2014-08-02 23:15:00 | 旅行記

 7月31日~8月1日と久しぶりに伊豆を縦走。河津では以前から関心のあった【伊豆ならんだの里・河津平安の仏像展示館】を訪ねました。Img110_2

 

 

 開館は2013年2月。場所は河津川の左岸から伊豆急行の線路に沿うように下田方面に進んだ山間の里・谷津(やつ)の南禅寺境内にあります。
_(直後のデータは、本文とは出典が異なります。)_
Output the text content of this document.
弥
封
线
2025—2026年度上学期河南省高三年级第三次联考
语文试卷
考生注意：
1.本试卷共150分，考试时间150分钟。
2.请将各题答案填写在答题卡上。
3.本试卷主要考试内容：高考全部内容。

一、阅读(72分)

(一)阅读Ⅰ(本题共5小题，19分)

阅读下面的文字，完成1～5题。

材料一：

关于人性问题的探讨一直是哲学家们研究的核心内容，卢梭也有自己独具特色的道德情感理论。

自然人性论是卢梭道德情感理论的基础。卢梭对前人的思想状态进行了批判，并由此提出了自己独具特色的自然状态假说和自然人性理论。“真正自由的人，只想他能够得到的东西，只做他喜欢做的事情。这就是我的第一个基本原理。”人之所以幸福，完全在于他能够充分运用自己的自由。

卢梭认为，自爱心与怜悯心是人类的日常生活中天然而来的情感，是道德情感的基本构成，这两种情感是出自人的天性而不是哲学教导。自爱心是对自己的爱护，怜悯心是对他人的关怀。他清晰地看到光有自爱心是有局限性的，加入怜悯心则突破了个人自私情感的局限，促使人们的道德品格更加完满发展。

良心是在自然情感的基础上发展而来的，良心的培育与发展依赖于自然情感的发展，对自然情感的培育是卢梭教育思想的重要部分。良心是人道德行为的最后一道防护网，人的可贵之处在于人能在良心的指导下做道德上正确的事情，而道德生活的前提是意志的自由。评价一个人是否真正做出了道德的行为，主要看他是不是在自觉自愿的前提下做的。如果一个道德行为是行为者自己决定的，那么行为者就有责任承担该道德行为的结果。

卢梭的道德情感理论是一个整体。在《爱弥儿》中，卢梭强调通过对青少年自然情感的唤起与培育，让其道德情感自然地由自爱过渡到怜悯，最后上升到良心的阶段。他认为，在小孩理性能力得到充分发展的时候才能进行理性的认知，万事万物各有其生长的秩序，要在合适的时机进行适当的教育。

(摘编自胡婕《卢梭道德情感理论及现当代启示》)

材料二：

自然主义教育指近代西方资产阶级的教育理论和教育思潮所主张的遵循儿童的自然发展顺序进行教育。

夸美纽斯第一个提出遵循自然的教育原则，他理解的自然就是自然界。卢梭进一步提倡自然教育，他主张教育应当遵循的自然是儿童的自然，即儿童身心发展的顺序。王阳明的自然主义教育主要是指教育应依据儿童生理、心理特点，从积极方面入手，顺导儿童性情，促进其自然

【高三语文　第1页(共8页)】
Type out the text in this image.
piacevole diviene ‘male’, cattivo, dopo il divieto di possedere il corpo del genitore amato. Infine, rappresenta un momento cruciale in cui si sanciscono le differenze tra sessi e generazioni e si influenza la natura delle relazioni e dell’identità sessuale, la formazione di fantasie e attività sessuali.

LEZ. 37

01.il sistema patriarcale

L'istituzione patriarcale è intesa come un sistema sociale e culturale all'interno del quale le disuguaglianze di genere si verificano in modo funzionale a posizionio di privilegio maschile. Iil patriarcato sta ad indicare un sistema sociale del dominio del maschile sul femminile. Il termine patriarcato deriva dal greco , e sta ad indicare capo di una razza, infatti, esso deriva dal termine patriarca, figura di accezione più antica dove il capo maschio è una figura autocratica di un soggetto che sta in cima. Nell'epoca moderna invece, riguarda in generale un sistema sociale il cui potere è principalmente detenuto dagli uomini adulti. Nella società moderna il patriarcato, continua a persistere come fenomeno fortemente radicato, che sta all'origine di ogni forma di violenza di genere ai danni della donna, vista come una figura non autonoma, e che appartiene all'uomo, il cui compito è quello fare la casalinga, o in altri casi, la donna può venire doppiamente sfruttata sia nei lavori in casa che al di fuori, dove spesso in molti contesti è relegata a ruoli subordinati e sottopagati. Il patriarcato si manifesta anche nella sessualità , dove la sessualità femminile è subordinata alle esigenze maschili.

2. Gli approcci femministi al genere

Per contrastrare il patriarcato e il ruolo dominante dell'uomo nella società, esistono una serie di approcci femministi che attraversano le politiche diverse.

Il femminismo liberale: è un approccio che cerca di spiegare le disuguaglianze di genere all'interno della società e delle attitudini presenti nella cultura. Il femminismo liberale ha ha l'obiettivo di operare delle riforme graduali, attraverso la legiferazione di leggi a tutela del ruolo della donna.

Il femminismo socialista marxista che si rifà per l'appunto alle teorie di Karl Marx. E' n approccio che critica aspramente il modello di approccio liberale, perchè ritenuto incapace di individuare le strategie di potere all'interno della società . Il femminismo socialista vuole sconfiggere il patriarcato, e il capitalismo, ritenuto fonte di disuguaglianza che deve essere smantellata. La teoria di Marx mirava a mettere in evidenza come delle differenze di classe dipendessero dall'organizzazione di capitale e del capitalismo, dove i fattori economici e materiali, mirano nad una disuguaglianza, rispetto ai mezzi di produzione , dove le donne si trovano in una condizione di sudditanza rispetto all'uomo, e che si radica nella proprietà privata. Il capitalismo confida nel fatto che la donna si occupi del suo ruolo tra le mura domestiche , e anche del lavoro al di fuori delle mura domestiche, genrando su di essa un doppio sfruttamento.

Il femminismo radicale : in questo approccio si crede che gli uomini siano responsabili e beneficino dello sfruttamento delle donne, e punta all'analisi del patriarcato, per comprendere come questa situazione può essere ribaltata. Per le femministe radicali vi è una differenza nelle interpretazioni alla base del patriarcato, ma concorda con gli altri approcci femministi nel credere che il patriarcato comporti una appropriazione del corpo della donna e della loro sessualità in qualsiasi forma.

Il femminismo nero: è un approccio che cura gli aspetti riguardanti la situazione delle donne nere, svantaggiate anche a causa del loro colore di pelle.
南禅寺と書いて『なぜんじ』と読むそうです。

 

 寺は山の中腹にあり、駐車場からはかなり急な登り坂を250メートルほど登ります。

 

 Imgp0596_2 この時期の日中炎天下、素足にサンダル履きだった私は、1分も経たないうちに足の裏が痛くなり、ヒイヒイゼイゼイ・・・。途中の案内板の「平安時代の仏像が待っている」のひと言に励まされながら汗だくでたどりついたお寺は、(当然ながら)京都の南禅寺とは違って素朴な村の御堂といった趣き。寺の由来が書かれた看板によると、もともと谷津の地には奈良時代に建てられた『那蘭陀寺(ならんだじ)』という七堂伽藍の大寺院があったそうです。

 

 

 

 

 

 『掛川誌稿』(天保年間1833~44)によれば、「……中古南禅寺と云は誤也といへり、今は薬師堂一宇、奥谷にあり、村人は専ら南禅寺と呼、……南禅寺は自ら別にて、那蘭陀寺と共に荒廃せしに因て、再興の時二寺を併せて、那蘭陀寺の旧号を冠せしにや、総て詳なることを得ず、…」とあり、2つのお寺がひとつになったようですが、これ以上のことは不明。谷津の周辺には「弥勒」「大門」「仏ヶ谷」という地名があることから、かなりの規模だったことがうかがえます。

 

 室町時代の永享4年(1432)、大規模な山津波に襲われ、那蘭陀寺の御堂や26体あったという仏像は土の中に。ところが埋もれていたのが赤土(粘土質)だったようで、幸運にも土がクッション役になり、24体が掘り起こされました。このうち本尊薬師如来像はじめ何体かは土の上にお顔が出ていたのですぐに発見され、ほぼ無傷で掘り出されたそうです。スンごい仏像パワーですね!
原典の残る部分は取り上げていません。